終電のひと駅手前

残業帰りの電車で、向かいに座った外国人の親子が、何度も路線図と切符を見比べていた。

母親は大きな鞄を抱え、眠った男の子を肩へ寄せている。降りるはずの駅を通り過ぎたらしく、翻訳画面には〈空港ホテル〉とあった。

私は次で乗り換えれば最終電車に間に合う。案内するなら反対側のホームまで行かなければならず、自分の終電を逃すかもしれない。

駅名と階段の場所だけ教え、座席へ戻ろうとした。

そのとき男の子が目を覚まし、母親へ小さく言った。意味は分からなかったが、泣くのを我慢している声だった。母親も笑顔を作りながら、切符を握りしめていた。

私は鞄を持ち上げた。

「一緒に行きます」

地下通路を走り、閉まりかけた改札へ着いた。駅員に事情を話すと、空港方面は工事で途中から代行バスだと分かった。案内板は日本語しかない。

駅員がバス乗り場までの地図を描き、私は親子と地上へ出た。最終バスはまだいた。

母親は何度も礼を言い、男の子は鞄から小さな紙の飛行機を出して私へくれた。翼に外国の文字が書かれていた。

親子を乗せたバスが発車したあと、私は自分のホームへ戻った。終電は行ったあとだった。

仕方なく、ひと駅手前まで行く別路線に乗り、そこから四十分歩いた。

途中、海外で一人暮らしをしている息子へ、紙の飛行機の写真を送った。

〈道に迷った親子を案内して、終電を逃した〉

すぐ返信が来た。

〈俺も先月、駅で迷って知らない人にホテルまで連れていってもらった。言ってなかったけど、すごく助かった〉

私は歩道の端で立ち止まった。

息子が遠い国で暮らすと決めたとき、心配ばかりしていた。危ない目に遭わないか、困っても誰にも頼れないのではないか。

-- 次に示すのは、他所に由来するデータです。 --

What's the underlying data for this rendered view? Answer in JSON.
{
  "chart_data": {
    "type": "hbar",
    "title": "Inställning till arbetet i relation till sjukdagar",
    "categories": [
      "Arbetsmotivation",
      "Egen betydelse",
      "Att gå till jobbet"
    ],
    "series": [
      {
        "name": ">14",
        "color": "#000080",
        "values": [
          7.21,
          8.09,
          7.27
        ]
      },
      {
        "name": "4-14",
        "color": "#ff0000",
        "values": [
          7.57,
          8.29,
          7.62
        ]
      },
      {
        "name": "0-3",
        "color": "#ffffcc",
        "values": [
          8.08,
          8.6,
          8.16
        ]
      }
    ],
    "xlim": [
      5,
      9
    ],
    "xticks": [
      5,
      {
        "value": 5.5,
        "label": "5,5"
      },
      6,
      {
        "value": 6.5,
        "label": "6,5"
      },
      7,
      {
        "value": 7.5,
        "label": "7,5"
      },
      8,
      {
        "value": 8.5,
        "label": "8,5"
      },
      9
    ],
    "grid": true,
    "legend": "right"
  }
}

けれど世界には、終電を一本逃しても、知らない誰かを案内する人がいる。

今日の親切が息子へ届くわけではない。

息子を助けた人へ返るわけでもない。

それでも、どこかで道に迷う誰かの隣へ、世界はこうして一人ずつ立つのだ。

家へ着くころ、日付は変わっていた。

ひと駅ぶん歩いた足は痛かったが、遠い国まで続く道を歩いたような気がした。